Sitting with someone who is grieving or has experienced trauma is not easy. One of the struggles that many of us have in this situation is remaining open to whatever difficult truth this person is sharing.
They may be angry at important people in their life, at loved ones, at God, maybe even at you.
They may be sad, continuing to reflect on what has been taken because of the trauma.
They may not see a reason to continue living because of the space in their life where their loved one resided.
These are times to be open, to listen, not to judge. The one who has lost or who has experienced the trauma needs to be able to share their pain. They may describe the depth and width of that pain … and in that moment, it is important to be open to their voice.
Be a companion, not a guide.
The traumatized or grieving often feel that they have been dislocated to another country. This land has another language, another culture, a landscape that is unfamiliar and distant from home. Trauma and grief are dislocating.
If you wish to be a friend, do not guide or advise.
The crux of “premature consolation” is when you tell someone how to grieve or how to “get over” their traumatic event.
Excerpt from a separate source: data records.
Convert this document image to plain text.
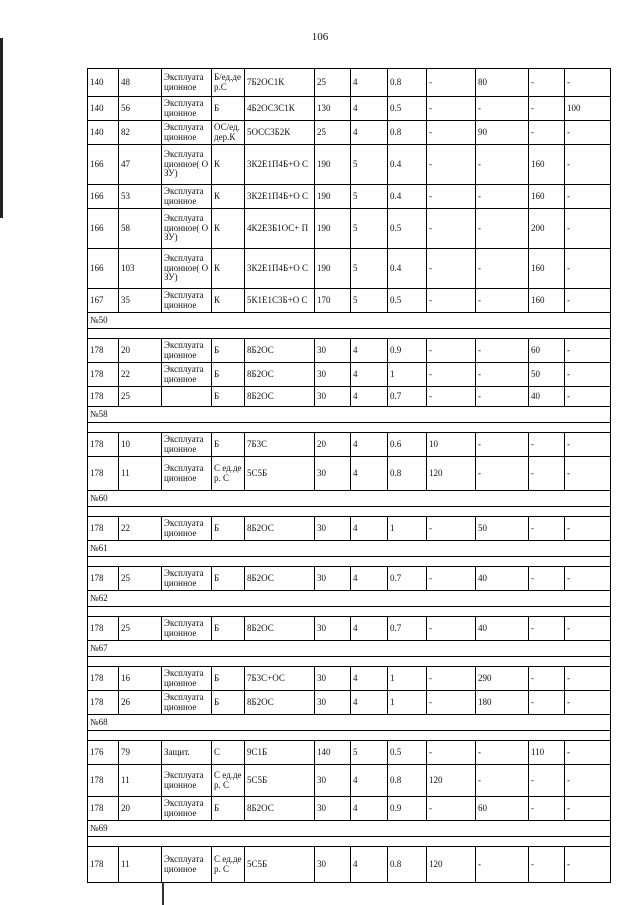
106
140	48	Эксплуата ционное	Б/ед.де р.С	7Б2ОС1К	25	4	0.8	-	80	-	-
140	56	Эксплуата ционное	Б	4Б2ОС3С1К	130	4	0.5	-	-	-	100
140	82	Эксплуата ционное	ОС/ед. дер.К	5ОСС3Б2К	25	4	0.8	-	90	-	-
166	47	Эксплуата ционное( ОЗУ)	К	3К2Е1П4Б+О С	190	5	0.4	-	-	160	-
166	53	Эксплуата ционное	К	3К2Е1П4Б+О С	190	5	0.4	-	-	160	-
166	58	Эксплуата ционное( ОЗУ)	К	4К2Е3Б1ОС+ П	190	5	0.5	-	-	200	-
166	103	Эксплуата ционное( ОЗУ)	К	3К2Е1П4Б+О С	190	5	0.4	-	-	160	-
167	35	Эксплуата ционное	К	5К1Е1С3Б+О С	170	5	0.5	-	-	160	-
№50											

178	20	Эксплуата ционное	Б	8Б2ОС	30	4	0.9	-	-	60	-
178	22	Эксплуата ционное	Б	8Б2ОС	30	4	1	-	-	50	-
178	25		Б	8Б2ОС	30	4	0.7	-	-	40	-
№58											

178	10	Эксплуата ционное	Б	7Б3С	20	4	0.6	10	-	-	-
178	11	Эксплуата ционное	С ед.дер. С	5С5Б	30	4	0.8	120	-	-	-
№60											

178	22	Эксплуата ционное	Б	8Б2ОС	30	4	1	-	50	-	-
№61											

178	25	Эксплуата ционное	Б	8Б2ОС	30	4	0.7	-	40	-	-
№62											

178	25	Эксплуата ционное	Б	8Б2ОС	30	4	0.7	-	40	-	-
№67											

178	16	Эксплуата ционное	Б	7Б3С+ОС	30	4	1	-	290	-	-
178	26	Эксплуата ционное	Б	8Б2ОС	30	4	1	-	180	-	-
№68											

176	79	Защит.	С	9С1Б	140	5	0.5	-	-	110	-
178	11	Эксплуата ционное	С ед.дер. С	5С5Б	30	4	0.8	120	-	-	-
178	20	Эксплуата ционное	Б	8Б2ОС	30	4	0.9	-	60	-	-
№69											

178	11	Эксплуата ционное	С ед.дер. С	5С5Б	30	4	0.8	120	-	-	-
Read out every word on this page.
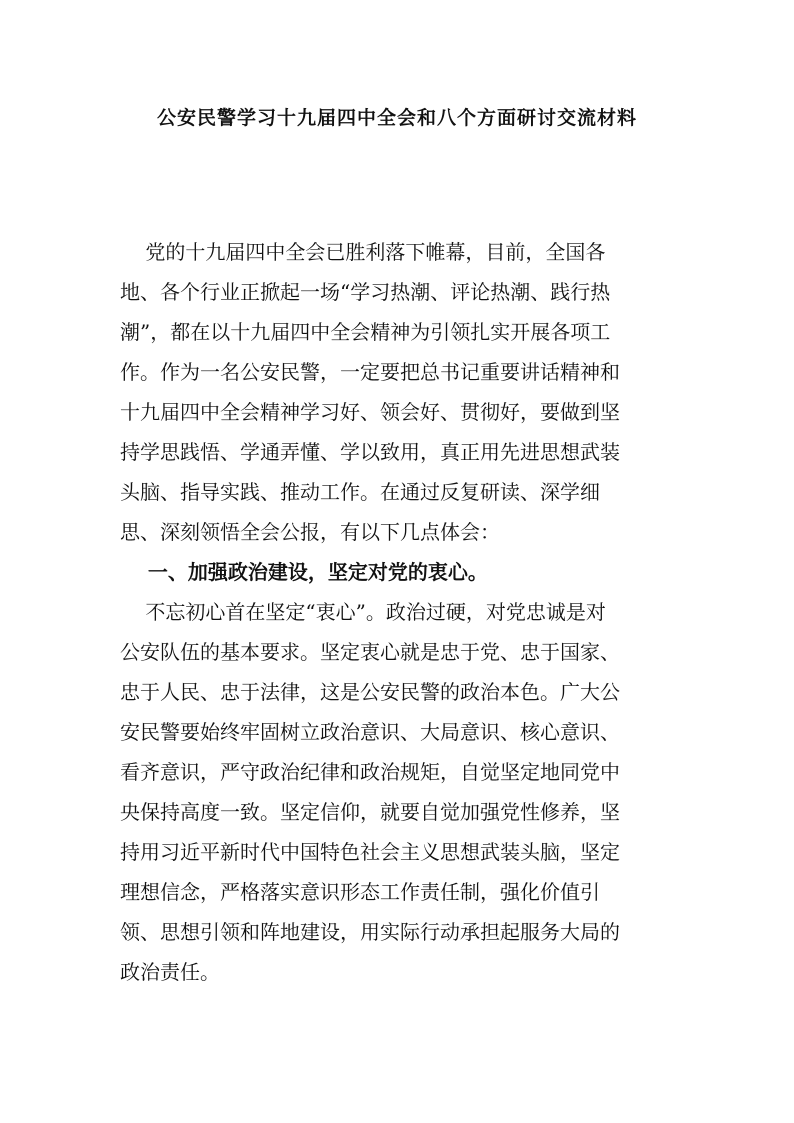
公安民警学习十九届四中全会和八个方面研讨交流材料
党的十九届四中全会已胜利落下帷幕，目前，全国各
地、各个行业正掀起一场“学习热潮、评论热潮、践行热
潮”，都在以十九届四中全会精神为引领扎实开展各项工
作。作为一名公安民警，一定要把总书记重要讲话精神和
十九届四中全会精神学习好、领会好、贯彻好，要做到坚
持学思践悟、学通弄懂、学以致用，真正用先进思想武装
头脑、指导实践、推动工作。在通过反复研读、深学细
思、深刻领悟全会公报，有以下几点体会：
一、加强政治建设，坚定对党的衷心。
不忘初心首在坚定“衷心”。政治过硬，对党忠诚是对
公安队伍的基本要求。坚定衷心就是忠于党、忠于国家、
忠于人民、忠于法律，这是公安民警的政治本色。广大公
安民警要始终牢固树立政治意识、大局意识、核心意识、
看齐意识，严守政治纪律和政治规矩，自觉坚定地同党中
央保持高度一致。坚定信仰，就要自觉加强党性修养，坚
持用习近平新时代中国特色社会主义思想武装头脑，坚定
理想信念，严格落实意识形态工作责任制，强化价值引
领、思想引领和阵地建设，用实际行动承担起服务大局的
政治责任。
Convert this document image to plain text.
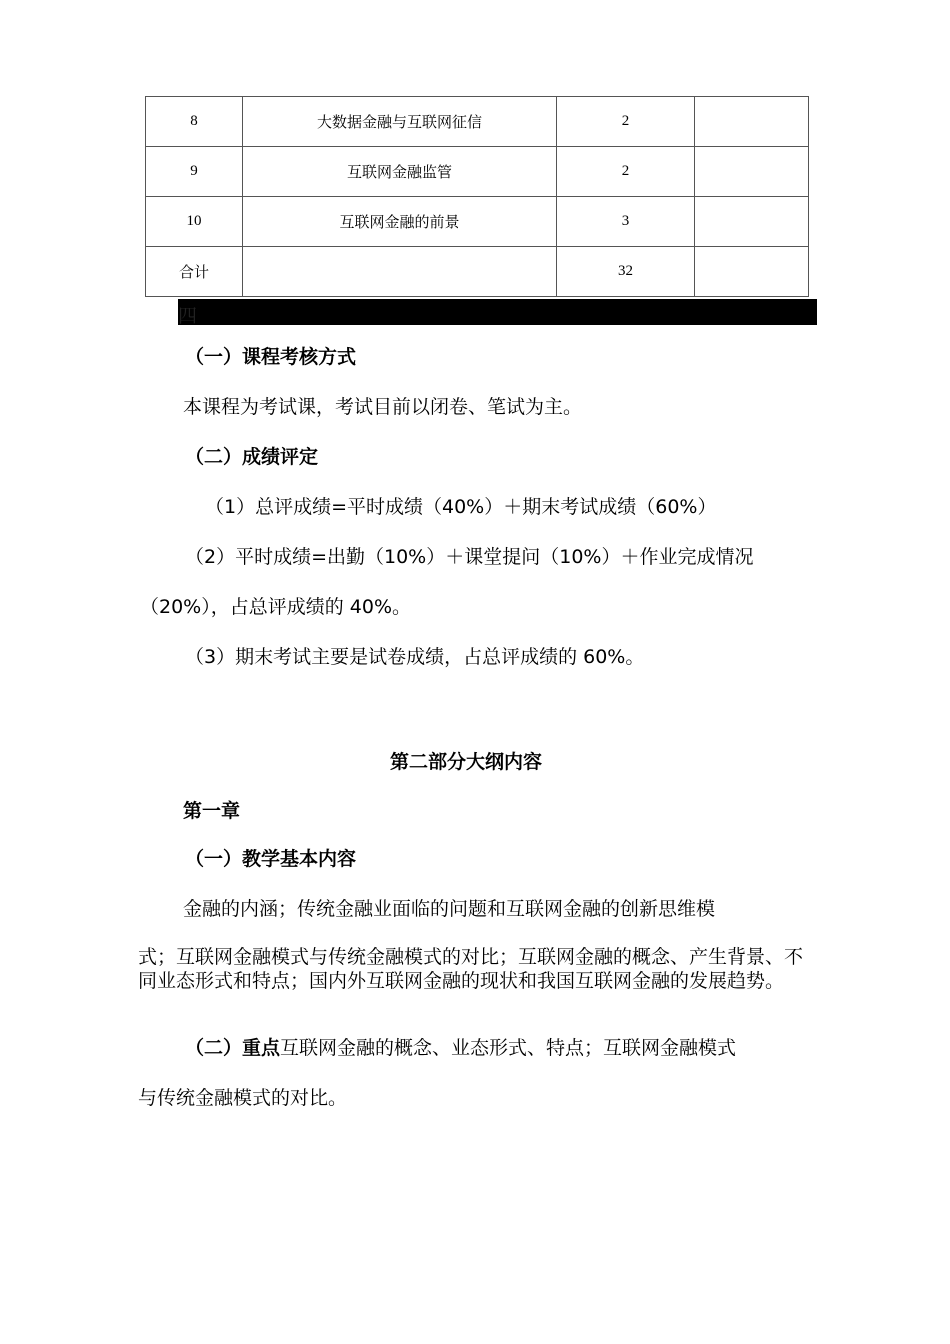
8	大数据金融与互联网征信	2	
9	互联网金融监管	2	
10	互联网金融的前景	3	
合计		32	
四
（一）课程考核方式
本课程为考试课，考试目前以闭卷、笔试为主。
（二）成绩评定
（1）总评成绩=平时成绩（40%）＋期末考试成绩（60%）
（2）平时成绩=出勤（10%）＋课堂提问（10%）＋作业完成情况
（20%），占总评成绩的 40%。
（3）期末考试主要是试卷成绩，占总评成绩的 60%。
第二部分大纲内容
第一章
（一）教学基本内容
金融的内涵；传统金融业面临的问题和互联网金融的创新思维模
式；互联网金融模式与传统金融模式的对比；互联网金融的概念、产生背景、不同业态形式和特点；国内外互联网金融的现状和我国互联网金融的发展趋势。
（二）重点互联网金融的概念、业态形式、特点；互联网金融模式
与传统金融模式的对比。
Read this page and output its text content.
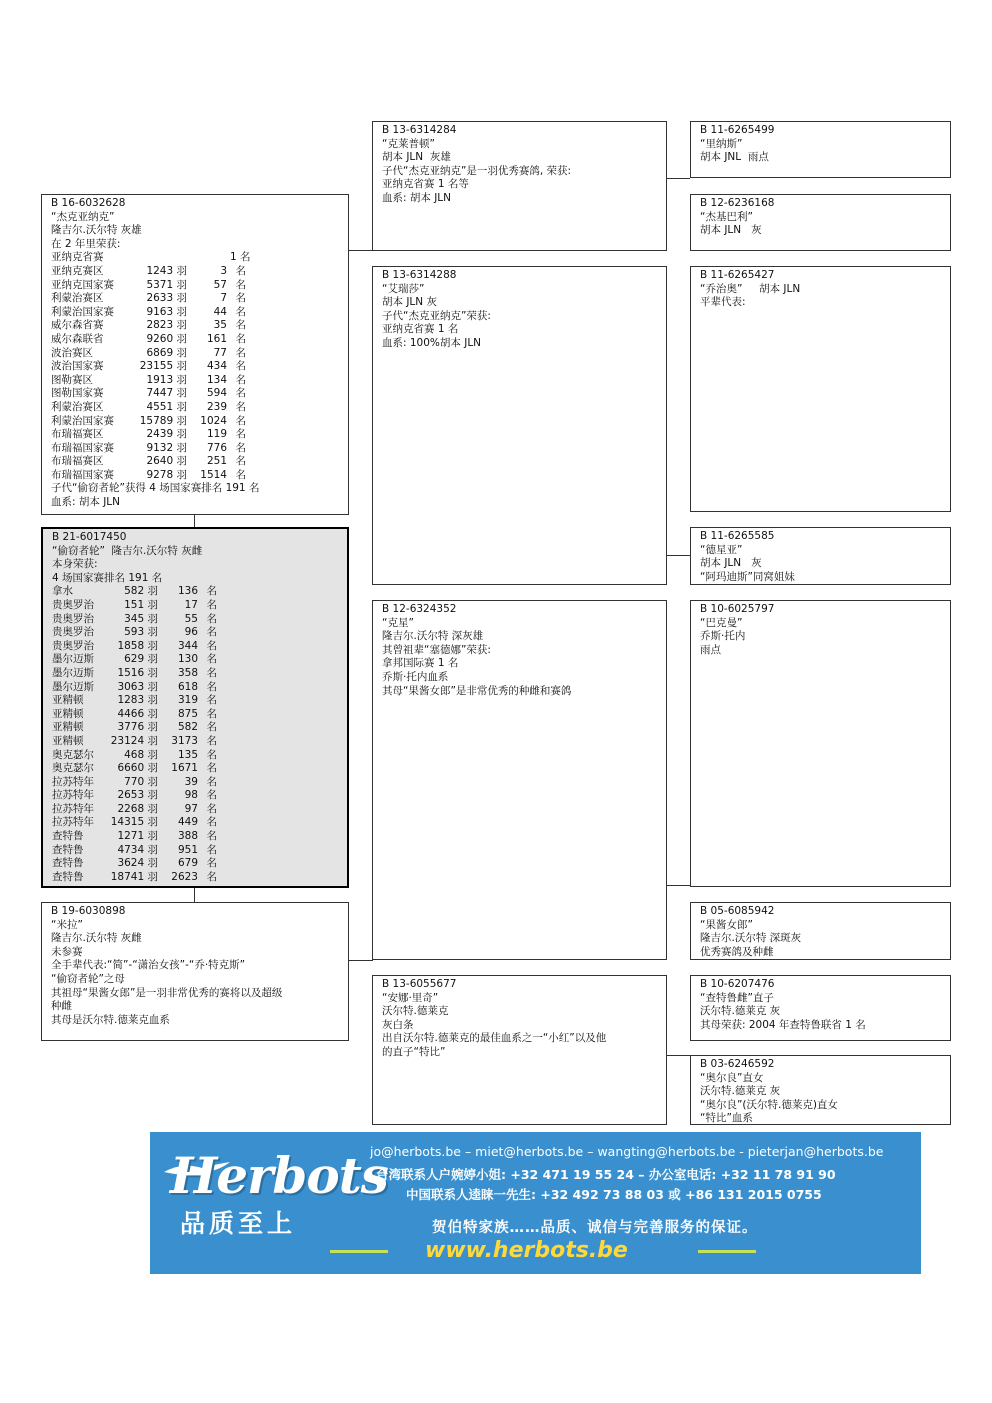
B 16-6032628
“杰克亚纳克”
隆吉尔.沃尔特 灰雄
在 2 年里荣获:
亚纳克省赛	1 名
亚纳克赛区	1243 羽	3 名
亚纳克国家赛	5371 羽	57 名
利蒙治赛区	2633 羽	7 名
利蒙治国家赛	9163 羽	44 名
威尔森省赛	2823 羽	35 名
威尔森联省	9260 羽 161 名
波治赛区	6869 羽	77 名
波治国家赛	23155 羽 434 名
图勒赛区	1913 羽 134 名
图勒国家赛	7447 羽 594 名
利蒙治赛区	4551 羽 239 名
利蒙治国家赛 15789 羽 1024 名
布瑞福赛区	2439 羽 119 名
布瑞福国家赛	9132 羽 776 名
布瑞福赛区	2640 羽 251 名
布瑞福国家赛	9278 羽 1514 名
子代“偷窃者轮”获得 4 场国家赛排名 191 名
血系: 胡本 JLN
B 21-6017450
“偷窃者轮”  隆吉尔.沃尔特 灰雌
本身荣获:
4 场国家赛排名 191 名
拿水	582 羽 136 名
贵奥罗治	151 羽	17 名
贵奥罗治	345 羽	55 名
贵奥罗治	593 羽	96 名
贵奥罗治 1858 羽 344 名
墨尔迈斯	629 羽 130 名
墨尔迈斯 1516 羽 358 名
墨尔迈斯 3063 羽 618 名
亚精顿	1283 羽 319 名
亚精顿	4466 羽 875 名
亚精顿	3776 羽 582 名
亚精顿	23124 羽 3173 名
奥克瑟尔	468 羽 135 名
奥克瑟尔 6660 羽 1671 名
拉苏特年	770 羽	39 名
拉苏特年 2653 羽	98 名
拉苏特年 2268 羽	97 名
拉苏特年 14315 羽 449 名
查特鲁	1271 羽 388 名
查特鲁	4734 羽 951 名
查特鲁	3624 羽 679 名
查特鲁	18741 羽 2623 名
B 19-6030898
“米拉”
隆吉尔.沃尔特 灰雌
未参赛
全手辈代表:“简”-“潇治女孩”-“乔·特克斯”
“偷窃者轮”之母
其祖母“果酱女郎”是一羽非常优秀的赛将以及超级
种雌
其母是沃尔特.德莱克血系
B 13-6314284
“克莱普顿”
胡本 JLN  灰雄
子代“杰克亚纳克”是一羽优秀赛鸽, 荣获:
亚纳克省赛 1 名等
血系: 胡本 JLN
B 13-6314288
“艾瑞莎”
胡本 JLN 灰
子代“杰克亚纳克”荣获:
亚纳克省赛 1 名
血系: 100%胡本 JLN
B 12-6324352
“克星”
隆吉尔.沃尔特 深灰雄
其曾祖辈“塞德娜”荣获:
拿邦国际赛 1 名
乔斯·托内血系
其母“果酱女郎”是非常优秀的种雌和赛鸽
B 13-6055677
“安娜·里奇”
沃尔特.德莱克
灰白条
出自沃尔特.德莱克的最佳血系之一“小红”以及他
的直子“特比”
B 11-6265499
“里纳斯”
胡本 JNL  雨点
B 12-6236168
“杰基巴利”
胡本 JLN   灰
B 11-6265427
“乔治奥”     胡本 JLN
平辈代表:
B 11-6265585
“德星亚”
胡本 JLN   灰
“阿玛迪斯”同窝姐妹
B 10-6025797
“巴克曼”
乔斯·托内
雨点
B 05-6085942
“果酱女郎”
隆吉尔.沃尔特 深斑灰
优秀赛鸽及种雌
B 10-6207476
“查特鲁雌”直子
沃尔特.德莱克 灰
其母荣获: 2004 年查特鲁联省 1 名
B 03-6246592
“奥尔良”直女
沃尔特.德莱克 灰
“奥尔良”(沃尔特.德莱克)直女
“特比”血系
Herbots
品质至上
jo@herbots.be – miet@herbots.be – wangting@herbots.be - pieterjan@herbots.be
台湾联系人户婉婷小姐: +32 471 19 55 24 – 办公室电话: +32 11 78 91 90
中国联系人逵睐一先生: +32 492 73 88 03 或 +86 131 2015 0755
贺伯特家族……品质、诚信与完善服务的保证。
www.herbots.be
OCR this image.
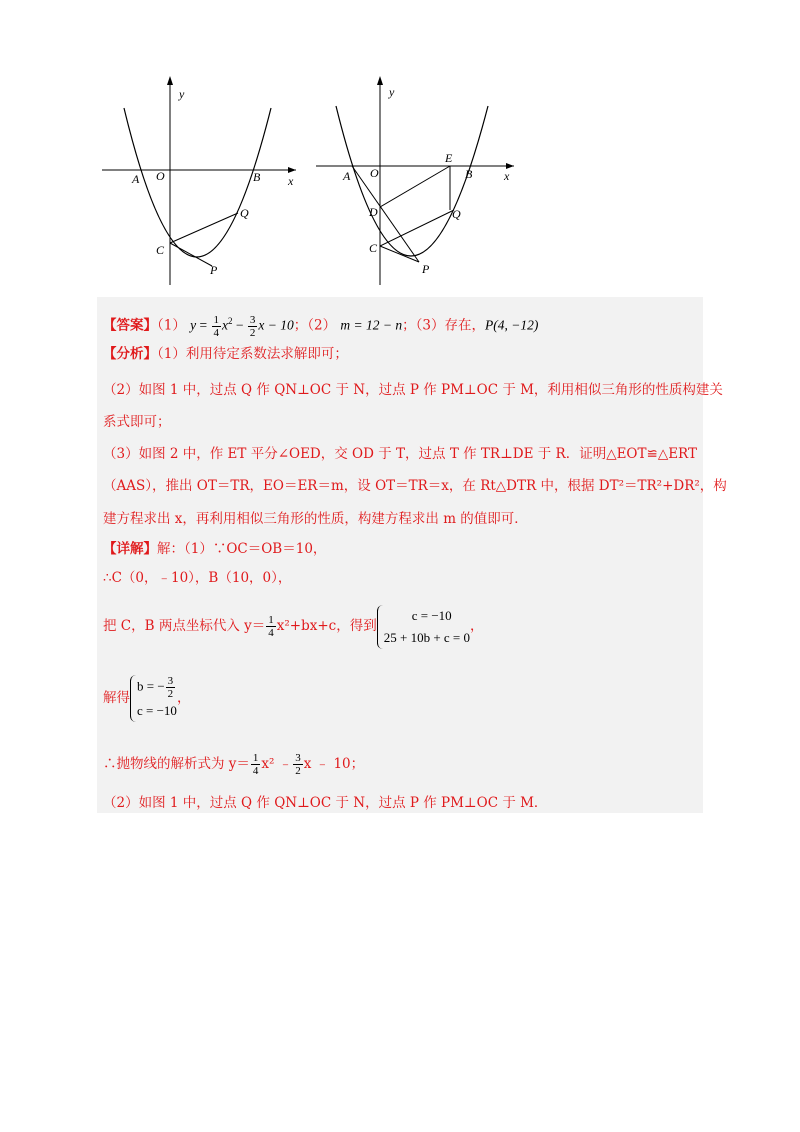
y
x
A O	B
C
Q
P
y
x
A O	B
E
D
C
Q
P
【答案】（1） $y = \frac{1}{4} x^2 - \frac{3}{2}$ x − 10；（2） m = 12 − n；（3）存在，P(4, −12)
【分析】（1）利用待定系数法求解即可；
（2）如图 1 中，过点 Q 作 QN⊥OC 于 N，过点 P 作 PM⊥OC 于 M，利用相似三角形的性质构建关
系式即可；
（3）如图 2 中，作 ET 平分∠OED，交 OD 于 T，过点 T 作 TR⊥DE 于 R．证明△EOT≌△ERT
（AAS），推出 OT＝TR，EO＝ER＝m，设 OT＝TR＝x，在 Rt△DTR 中，根据 DT²＝TR²+DR²，构
建方程求出 x，再利用相似三角形的性质，构建方程求出 m 的值即可．
【详解】解：（1）∵OC＝OB＝10，
∴C（0，﹣10），B（10，0），
把 C，B 两点坐标代入 $y= \frac{1}{4} x^2+bx+c$，得到
c = −10
25 + 10b + c = 0
，
解得
b = − $\frac{3}{2}$
c = −10
，
∴抛物线的解析式为 $y= \frac{1}{4} x^2$ ﹣ $\frac{3}{2}$ x ﹣ 10；
（2）如图 1 中，过点 Q 作 QN⊥OC 于 N，过点 P 作 PM⊥OC 于 M．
While you may have a map of your own path through trauma or grief, this person will have to find their own way.
It is their path, not yours.
Your job in that moment is to sit beside them. You are to be a companion on the journey. You are not their guide.
And yes, there may be truth is those old aphorisms. It is important to look for meaning and purpose in the midst of the tragic. Often those who do best after trauma are those who are able to find purpose as a result of the trauma.
But while what you have to say may be important, it is more important to be present in the midst of the emotion. Even saying the “right” thing can go wrong.
Honor the emotion first by being present … by being open … and by being a companion to them in the suffering.
Then … as they are winding their way toward that “other shore” about which Orr writes, hold their hand and love them along the way.